Lastly, given that the quality of tourism resources plays a crucial role in the distribution of cultural and tourism listed companies, each region should attach importance to the protection and development of cultural and tourism resources. The eastern region can leverage its economic and technological advantages to create a digital cultural tourism format, such as building regional smart cultural tourism public service platforms, speeding up the distribution of digital tourism consulting service centers, and encouraging cultural and tourism listed companies to accelerate digital transformation. Those measures will help to foster new scenes of digital cultural tourism and push the cultural tourism industry into a new stage. The western region can revitalize rural tourism and pastoral tourism by amplifying agricultural and rural characteristics; at the same time, while developing and utilizing the natural landscape, the local culture, which could be unique and profound, is supposed to be explored as well to create a local cultural and tourism brand and maximize the value of cultural tourism resources.
6.2. Limitations and Further Research
This study also has some limitations. (1) This study discussed the Chinese culture and tourism listed companies as point elements when analyzing the spatial pattern, without collecting and analyzing the relevant attribute data of culture and tourism listed companies, such as the corporate culture, business performance and corporate image [
38]. (2) This study only picked the culture and tourism listed companies whose offices are located in the Chinese Mainland, and it did not explore the listed companies working in Hong Kong, Macao and Taiwan, which will have a certain impact on the evolution of the overall spatial layout.
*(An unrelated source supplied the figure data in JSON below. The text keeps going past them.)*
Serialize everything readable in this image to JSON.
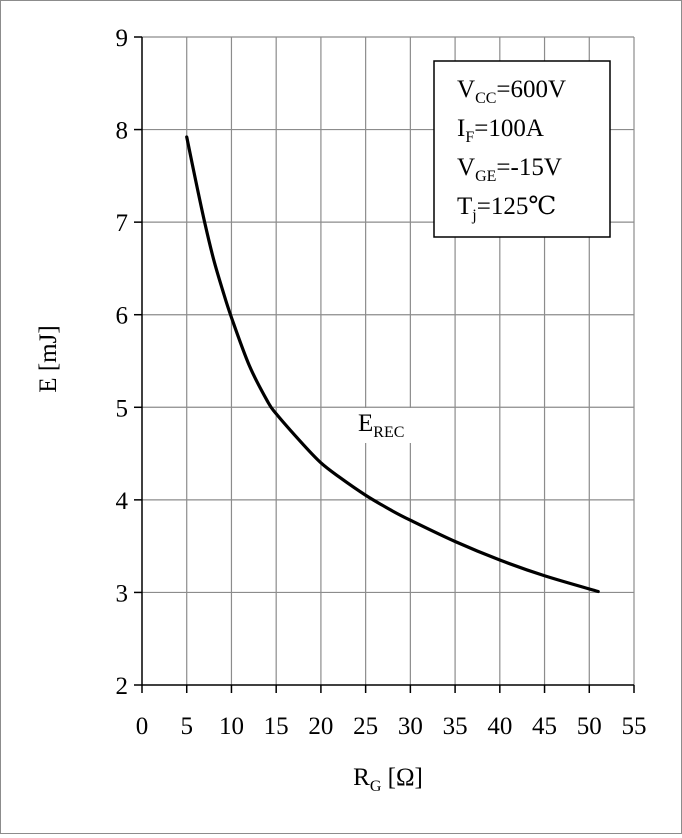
{
  "chart_data": {
    "type": "line",
    "xlabel": {
      "main": "R",
      "sub": "G",
      "unit": " [Ω]"
    },
    "ylabel": "E [mJ]",
    "xlim": [
      0,
      55
    ],
    "ylim": [
      2,
      9
    ],
    "xticks": [
      0,
      5,
      10,
      15,
      20,
      25,
      30,
      35,
      40,
      45,
      50,
      55
    ],
    "yticks": [
      2,
      3,
      4,
      5,
      6,
      7,
      8,
      9
    ],
    "grid": true,
    "series": [
      {
        "label": {
          "main": "E",
          "sub": "REC"
        },
        "x": [
          5,
          6,
          7,
          8,
          9,
          10,
          12,
          14,
          15,
          18,
          20,
          22,
          25,
          28,
          30,
          35,
          40,
          45,
          51
        ],
        "y": [
          7.92,
          7.45,
          7.0,
          6.6,
          6.27,
          5.97,
          5.45,
          5.07,
          4.93,
          4.6,
          4.4,
          4.25,
          4.05,
          3.88,
          3.78,
          3.55,
          3.35,
          3.18,
          3.01
        ]
      }
    ],
    "conditions": [
      {
        "main": "V",
        "sub": "CC",
        "rest": "=600V"
      },
      {
        "main": "I",
        "sub": "F",
        "rest": "=100A"
      },
      {
        "main": "V",
        "sub": "GE",
        "rest": "=-15V"
      },
      {
        "main": "T",
        "sub": "j",
        "rest": "=125℃"
      }
    ]
  }
}
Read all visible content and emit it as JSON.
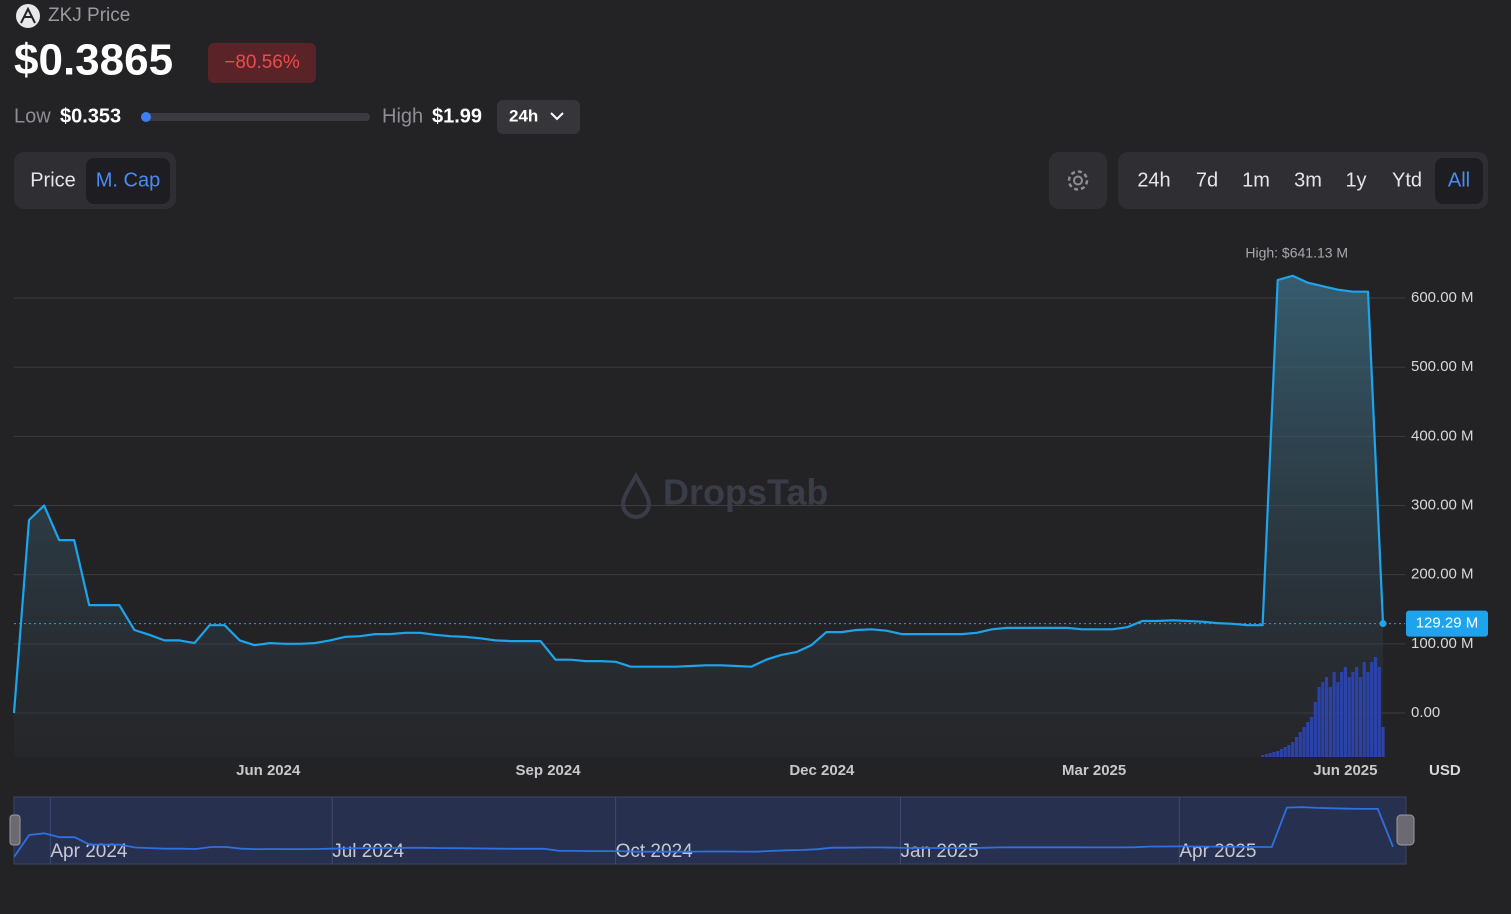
{
  "header": {
    "title": "ZKJ Price",
    "price": "$0.3865",
    "change": "−80.56%",
    "low_label": "Low",
    "low": "$0.353",
    "high_label": "High",
    "high": "$1.99",
    "period": "24h"
  },
  "toggle": [
    "Price",
    "M. Cap"
  ],
  "toggle_active": 1,
  "ranges": [
    "24h",
    "7d",
    "1m",
    "3m",
    "1y",
    "Ytd",
    "All"
  ],
  "range_active": 6,
  "watermark": "DropsTab",
  "chart_data": {
    "type": "line",
    "series": [
      {
        "color": "#1ea4ec",
        "values": [
          0,
          279,
          300,
          250,
          250,
          156,
          156,
          156,
          120,
          113,
          105,
          105,
          101,
          127,
          127,
          105,
          98,
          101,
          100,
          100,
          101,
          105,
          110,
          111,
          114,
          114,
          116,
          116,
          113,
          111,
          110,
          108,
          105,
          104,
          104,
          104,
          77,
          77,
          75,
          75,
          74,
          67,
          67,
          67,
          67,
          68,
          69,
          69,
          68,
          67,
          77,
          84,
          88,
          98,
          117,
          117,
          120,
          121,
          119,
          114,
          114,
          114,
          114,
          114,
          116,
          121,
          123,
          123,
          123,
          123,
          123,
          121,
          121,
          121,
          124,
          133,
          133,
          134,
          133,
          132,
          130,
          129,
          127,
          127,
          626,
          632,
          622,
          617,
          612,
          609,
          609,
          129.29
        ]
      },
      {
        "type": "bar",
        "axis": "y2",
        "color": "#2b42a8",
        "x": [
          83,
          83.25,
          83.5,
          83.75,
          84,
          84.25,
          84.5,
          84.75,
          85,
          85.25,
          85.5,
          85.75,
          86,
          86.25,
          86.5,
          86.75,
          87,
          87.25,
          87.5,
          87.75,
          88,
          88.25,
          88.5,
          88.75,
          89,
          89.25,
          89.5,
          89.75,
          90,
          90.25,
          90.5,
          90.75,
          91
        ],
        "values": [
          2,
          3,
          4,
          5,
          6,
          8,
          10,
          12,
          15,
          20,
          25,
          30,
          35,
          40,
          55,
          70,
          75,
          80,
          70,
          85,
          75,
          85,
          90,
          80,
          85,
          90,
          80,
          95,
          85,
          95,
          100,
          90,
          30
        ]
      }
    ],
    "xlim": [
      0,
      91
    ],
    "xticks": [
      {
        "value": 16.9,
        "label": "Jun 2024"
      },
      {
        "value": 35.5,
        "label": "Sep 2024"
      },
      {
        "value": 53.7,
        "label": "Dec 2024"
      },
      {
        "value": 71.8,
        "label": "Mar 2025"
      },
      {
        "value": 88.5,
        "label": "Jun 2025"
      }
    ],
    "ylim": [
      -63.6,
      683.8
    ],
    "yticks": [
      {
        "value": 0,
        "label": "0.00"
      },
      {
        "value": 100,
        "label": "100.00 M"
      },
      {
        "value": 200,
        "label": "200.00 M"
      },
      {
        "value": 300,
        "label": "300.00 M"
      },
      {
        "value": 400,
        "label": "400.00 M"
      },
      {
        "value": 500,
        "label": "500.00 M"
      },
      {
        "value": 600,
        "label": "600.00 M"
      }
    ],
    "y2lim": [
      0,
      100
    ],
    "grid": true,
    "axis_unit": "USD",
    "annotations": [
      {
        "text": "High: $641.13 M"
      }
    ],
    "last_value_label": "129.29 M",
    "navigator": {
      "xticks": [
        {
          "value": 2.4,
          "label": "Apr 2024"
        },
        {
          "value": 21.0,
          "label": "Jul 2024"
        },
        {
          "value": 39.7,
          "label": "Oct 2024"
        },
        {
          "value": 58.5,
          "label": "Jan 2025"
        },
        {
          "value": 76.9,
          "label": "Apr 2025"
        }
      ]
    }
  }
}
In addition, small- and medium-sized enterprises in the cultural and tourism industry were not considered either, which may have an impact on the discussion of spatial balance in the cultural and tourism industry. In addition, this study did not analyze and compare the spatial evolution and impact mechanisms of different types of cultural and tourism listed companies. (3) At the end of 2022, the Chinese government ended the implementation of the isolation policy on COVID-19, setting off a wave of retaliatory tourism around China, and providing more relaxed conditions for artistic works, film and television works, which may cause subversive changes in the cultural and tourism industry. Therefore, follow-up studies may need to conduct further in-depth research from the following angles. First, build links to more attribute data and discuss the spatial differentiation in the performance, management mode and marketing characteristics of culture and tourism listed companies, to analyze the cultural and tourism industry more deeply and specifically. Second, conduct a larger sample collection to discuss the spatial differentiation and type differences of small- and medium-sized cultural and tourism enterprises or all enterprises in this industry. Last, in view of the changes in China’s cultural and tourism industry before and after COVID-19, discuss the increase and decrease in the number of cultural and tourism enterprises in different regions and the difference in profits.